When I was little, my “astronaut” was “a writer.” It’s what I wanted to be when I grew up, which means I’ve had to answer for my impractical dreams since I blew out my candles on my sixth birthday, because I never grew out of them.
Eventually, you get used to your impractical dreams. I was on the phone with my old roommate last night and I told her I still needed to write this blog post by morning. She laughed, saying this was “such a humanities thing to write.” She’s a nurse—said she’s never had to write a blog post about why we need her. She makes a pretty fair point. But right now, we need the humanities more than ever.
Humanities Preserve Culture
Especially in America, we appreciate and celebrate fast-paced living. We worry about the next big thing, what’s trending, who’s trending, how we can make money, and we chase success but forget what lasts. We become so consumed with achievement and wealth that we’ve lost the idea that there’s more to life than what can be quantified. When we die, what’s left of us is what we’ve created. Relationships, art, music, literature, film.

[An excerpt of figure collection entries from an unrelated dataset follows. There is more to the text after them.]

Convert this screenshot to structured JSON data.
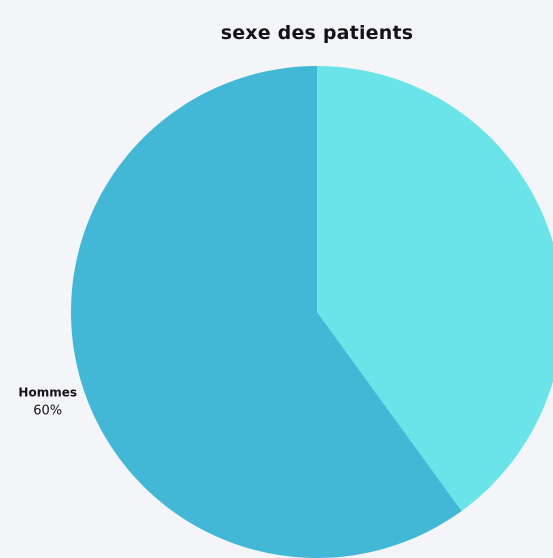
{
  "chart_data": {
    "type": "pie",
    "title": "sexe des patients",
    "slices": [
      {
        "name": "",
        "value": 40,
        "color": "#6ae4e8",
        "label_visible": false,
        "pct_label": ""
      },
      {
        "name": "Hommes",
        "value": 60,
        "color": "#42b8d6",
        "label_visible": true,
        "pct_label": "60%"
      }
    ],
    "start_angle_deg": 0,
    "direction": "clockwise"
  }
}
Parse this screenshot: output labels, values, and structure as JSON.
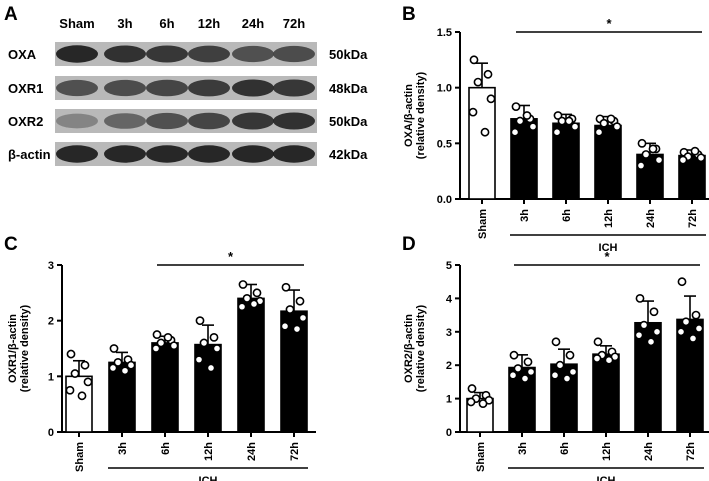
{
  "panels": {
    "A": "A",
    "B": "B",
    "C": "C",
    "D": "D"
  },
  "blot": {
    "lanes": [
      "Sham",
      "3h",
      "6h",
      "12h",
      "24h",
      "72h"
    ],
    "rows": [
      {
        "protein": "OXA",
        "mw": "50kDa",
        "intensity": [
          0.9,
          0.85,
          0.82,
          0.78,
          0.7,
          0.72
        ]
      },
      {
        "protein": "OXR1",
        "mw": "48kDa",
        "intensity": [
          0.7,
          0.72,
          0.75,
          0.8,
          0.85,
          0.82
        ]
      },
      {
        "protein": "OXR2",
        "mw": "50kDa",
        "intensity": [
          0.45,
          0.6,
          0.7,
          0.75,
          0.82,
          0.85
        ]
      },
      {
        "protein": "β-actin",
        "mw": "42kDa",
        "intensity": [
          0.9,
          0.9,
          0.9,
          0.9,
          0.9,
          0.9
        ]
      }
    ]
  },
  "chart_data": [
    {
      "panel": "B",
      "type": "bar",
      "categories": [
        "Sham",
        "3h",
        "6h",
        "12h",
        "24h",
        "72h"
      ],
      "values": [
        1.0,
        0.72,
        0.68,
        0.66,
        0.4,
        0.39
      ],
      "errors": [
        0.22,
        0.12,
        0.08,
        0.08,
        0.1,
        0.05
      ],
      "points": [
        [
          1.25,
          1.12,
          1.05,
          0.9,
          0.78,
          0.6
        ],
        [
          0.83,
          0.72,
          0.7,
          0.65,
          0.6,
          0.75
        ],
        [
          0.75,
          0.72,
          0.7,
          0.65,
          0.6,
          0.7
        ],
        [
          0.72,
          0.7,
          0.68,
          0.65,
          0.6,
          0.72
        ],
        [
          0.5,
          0.45,
          0.4,
          0.35,
          0.3,
          0.45
        ],
        [
          0.42,
          0.4,
          0.38,
          0.37,
          0.35,
          0.43
        ]
      ],
      "ylabel": [
        "OXA/β-actin",
        "(relative density)"
      ],
      "ylim": [
        0,
        1.5
      ],
      "yticks": [
        "0.0",
        "0.5",
        "1.0",
        "1.5"
      ],
      "group_label": "ICH",
      "significance": "*"
    },
    {
      "panel": "C",
      "type": "bar",
      "categories": [
        "Sham",
        "3h",
        "6h",
        "12h",
        "24h",
        "72h"
      ],
      "values": [
        1.0,
        1.25,
        1.6,
        1.57,
        2.4,
        2.17
      ],
      "errors": [
        0.28,
        0.18,
        0.12,
        0.35,
        0.25,
        0.38
      ],
      "points": [
        [
          1.4,
          1.2,
          1.05,
          0.9,
          0.75,
          0.65
        ],
        [
          1.5,
          1.3,
          1.25,
          1.2,
          1.15,
          1.1
        ],
        [
          1.75,
          1.65,
          1.6,
          1.55,
          1.5,
          1.7
        ],
        [
          2.0,
          1.7,
          1.6,
          1.5,
          1.3,
          1.15
        ],
        [
          2.65,
          2.5,
          2.4,
          2.35,
          2.25,
          2.3
        ],
        [
          2.6,
          2.35,
          2.2,
          2.05,
          1.9,
          1.85
        ]
      ],
      "ylabel": [
        "OXR1/β-actin",
        "(relative density)"
      ],
      "ylim": [
        0,
        3
      ],
      "yticks": [
        "0",
        "1",
        "2",
        "3"
      ],
      "group_label": "ICH",
      "significance": "*"
    },
    {
      "panel": "D",
      "type": "bar",
      "categories": [
        "Sham",
        "3h",
        "6h",
        "12h",
        "24h",
        "72h"
      ],
      "values": [
        1.0,
        1.93,
        2.03,
        2.33,
        3.27,
        3.37
      ],
      "errors": [
        0.18,
        0.38,
        0.45,
        0.25,
        0.65,
        0.7
      ],
      "points": [
        [
          1.3,
          1.1,
          1.0,
          0.95,
          0.9,
          0.85
        ],
        [
          2.3,
          2.1,
          1.9,
          1.8,
          1.7,
          1.6
        ],
        [
          2.7,
          2.3,
          2.0,
          1.8,
          1.7,
          1.6
        ],
        [
          2.7,
          2.4,
          2.3,
          2.25,
          2.2,
          2.15
        ],
        [
          4.0,
          3.6,
          3.2,
          3.0,
          2.9,
          2.7
        ],
        [
          4.5,
          3.5,
          3.3,
          3.1,
          3.0,
          2.8
        ]
      ],
      "ylabel": [
        "OXR2/β-actin",
        "(relative density)"
      ],
      "ylim": [
        0,
        5
      ],
      "yticks": [
        "0",
        "1",
        "2",
        "3",
        "4",
        "5"
      ],
      "group_label": "ICH",
      "significance": "*"
    }
  ]
}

Think of Peggy Guggenheim’s radical style, how Björk’s band The Sugarcubes started as a joke, or the performance art in Alexander McQueen’s F/W 1998 collection, “Joan.” If you know what I’m talking about, here’s a kiss on the forehead—we’d get along. If not, go look them up. These expressions of individuality and creativity—this is what lasts.
Creativity Drives Progress
The humanities don’t just preserve culture, they shape our future. On an individual level, making something tangible like a novel or quilt or song feels like proof that we exist. That’s important in itself. On a societal level, it sparks reform. Uncle Tom’s Cabin by Harriet Beecher Stowe got people talking about the horrors they ignored for so long. The Feminine Mystique by Betty Friedan changed how women saw their lives. The humanities don’t just document progress; they drive it.
Meaning in an Automated World
With increasing technological advancements and no sign of slowing down, our society has become hyperfixated on immediacy, and this ironically often leaves us feeling isolated or disconnected. The humanities help us slow down and connect. James Baldwin put it best: “You had read something which you thought only happened to you, and you discover that it happened 100 years ago to Dostoevsky. This is a very great liberation for the suffering, struggling person, who always thinks that he is alone.” Art makes us feel less alone. It connects us across time and place.
There’s a brilliant film by Peter Weir, Dead Poets Society (if you know me, I have it on VHS or DVD if you’d like to borrow). There’s a line in it that feels so on the nose it’s practically corny, but I cry every time: “Medicine, law, business, engineering, these are noble pursuits and necessary to sustain life. But poetry, beauty, romance, love, these are what we stay alive for.”
Imagine if we only existed in office cubicles, or had nothing hanging on the walls of our homes. Art literature, music, film—this is how we process the world, how we make sense of it all. It’s how we stay human.
Why Not Do What You Love?
I think there’s an upside to living in an automated world. As AI continues to evolve, no job feels “safe” anymore. So all the more reason to study what you love. (If that’s accounting, then by all means, be an accountant.) Technology can replicate processes, but it can never recreate the human experience. That’s why the humanities are so important now, more than ever, for they offer us a way to live completely. As for me? My plan is simple: move somewhere pretty, work a minimum-wage job, and write until I run out of money. It’s more than impractical, but I’ve wanted to be a writer since I was six, so I’m used to the questioning.